Cuando el padre de Darío murió en un accidente de trabajo, la madre de Darío perdió la esperanza en la vida. A pesar de eso no quería rendirse, pues sus hijos aún eran jóvenes, y ella anhelaba verlos crecer y ser testigo de sus triunfos y fracasos en los altibajos de la vida. Quería estar ahí para ellos cuando la necesitaran, pero Darío a la edad de veintitrés años, siendo el mayor de sus tres hermanos, se casó con Ingrid y ambos fueron a vivir a otra ciudad, dónde un trabajo próspero lo esperaba.
A menudo la visitaban los fines de semana, hasta que los hermanos de Darío fueron a la universidad y dejaron de vivir con ella. Entonces la enfermedad la debilitó y ella terminó pidiéndole a Ingrid que la llevara al asilo. Darío se puso furioso cuando Ingrid le mencionó que su madre estaba ya en el asilo, y que su casa estaba sola.
Ingrid lo llevó a ver a su madre, e inmediatamente se calmó cuando la vió bien atendida y jugando a las cartas con otros ancianos. Ingrid pensó que los asilos no eran lugares para personas de la edad de la madre de Darío, pero la señora terminó ingeniándoselas para que la aceptaran. Aquel día hizo que una enfermera sintiera compasión por ella al contarle que sus hijos ya no estaban para cuidarla y que cada día se sentía peor, y aunque en cierta forma era cierto, la verdad absoluta era que quería entrar al asilo para tener alguien con quien pasar los días.
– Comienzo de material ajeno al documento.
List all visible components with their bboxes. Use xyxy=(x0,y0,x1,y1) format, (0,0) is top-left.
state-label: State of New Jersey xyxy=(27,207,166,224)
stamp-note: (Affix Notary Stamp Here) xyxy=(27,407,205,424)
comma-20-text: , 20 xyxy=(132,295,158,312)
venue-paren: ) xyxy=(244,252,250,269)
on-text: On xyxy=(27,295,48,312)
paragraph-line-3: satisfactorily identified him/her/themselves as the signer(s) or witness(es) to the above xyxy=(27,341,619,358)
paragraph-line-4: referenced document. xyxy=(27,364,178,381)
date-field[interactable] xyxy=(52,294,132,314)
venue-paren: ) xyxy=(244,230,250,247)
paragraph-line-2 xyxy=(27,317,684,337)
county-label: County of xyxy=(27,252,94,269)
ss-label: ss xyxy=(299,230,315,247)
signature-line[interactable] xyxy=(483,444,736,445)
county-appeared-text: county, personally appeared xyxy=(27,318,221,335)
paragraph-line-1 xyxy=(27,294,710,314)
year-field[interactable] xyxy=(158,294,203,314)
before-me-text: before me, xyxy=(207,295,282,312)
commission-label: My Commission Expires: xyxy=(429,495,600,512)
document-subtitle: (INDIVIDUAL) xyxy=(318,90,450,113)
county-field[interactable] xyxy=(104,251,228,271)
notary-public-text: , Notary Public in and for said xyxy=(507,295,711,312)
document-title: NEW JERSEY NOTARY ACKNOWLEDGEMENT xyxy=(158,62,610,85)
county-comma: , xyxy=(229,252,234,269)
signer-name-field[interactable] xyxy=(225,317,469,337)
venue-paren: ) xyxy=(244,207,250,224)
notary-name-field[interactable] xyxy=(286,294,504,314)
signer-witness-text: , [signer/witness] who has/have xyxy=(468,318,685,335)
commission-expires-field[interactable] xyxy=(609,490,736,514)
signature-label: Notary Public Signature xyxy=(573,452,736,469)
Ingrid la visitaba con más frecuencia que Darío. A veces ella se escapaba de casa cuando Darío trabajaba hasta tarde y la veía divirtiéndose con sus nuevas amigas. Lamentablemente tenía un aspecto más avejentado y débil cada visita. Ingrid regresaba llorando después de visitarla, porque no le gustaba ver que ella estaba perdiendo las ganas de seguir viviendo. Los doctores a los que visitaron les dieron la noticia de que la enfermedad estaba muy avanzada y ya no se podía hacer más que darle medicamentos para calmar los síntomas, pero la enfermedad tarde o temprano acabaría por consumirla.
El atardecer en el parque, la madre de Darío veía a Ingrid como si fuera su propia hija, recordando que le había caído muy bien desde que la conoció. Ingrid siempre le había parecido una buena niña, callada y educada, pero también tan alegre como para contagiar con sus gestos pueriles.
La observaba sosteniendo su cono de helado al tiempo que sujetaba la mano de Darío, sonriendo mientras ambos veían a los niños correr de un jardín a otro.
Un hombre con una cámara se les acercó y habló con ellos un poco, después el hombre se acercó y le tomó la fotografía a la madre de Darío, después tomó una fotografía de ellos dos y al último una de los tres juntos. El fotógrafo le dió a Ingrid una tarjeta con su número y su dirección, prometiéndole que tendría las fotografías listas en un par de días. Aquella tarde llegó a su fin cuando la madre de Darío comenzó a sentirse mal. Darío cargó a su madre hasta el auto e Ingrid viajó junto a ella en el asiento trasero, preguntándole por anécdotas del asilo para hacerla pensar en otra cosa y tratar de desviar su atención del malestar. La madre de Darío no quería hablar sobre el asilo, quizá estaba cansada de que su vida, la misma vida que alguna vez le había pertenecido a la libertad, ahora le perteneciera a las mismas murallas en las que lamentablemente se sentía a salvo.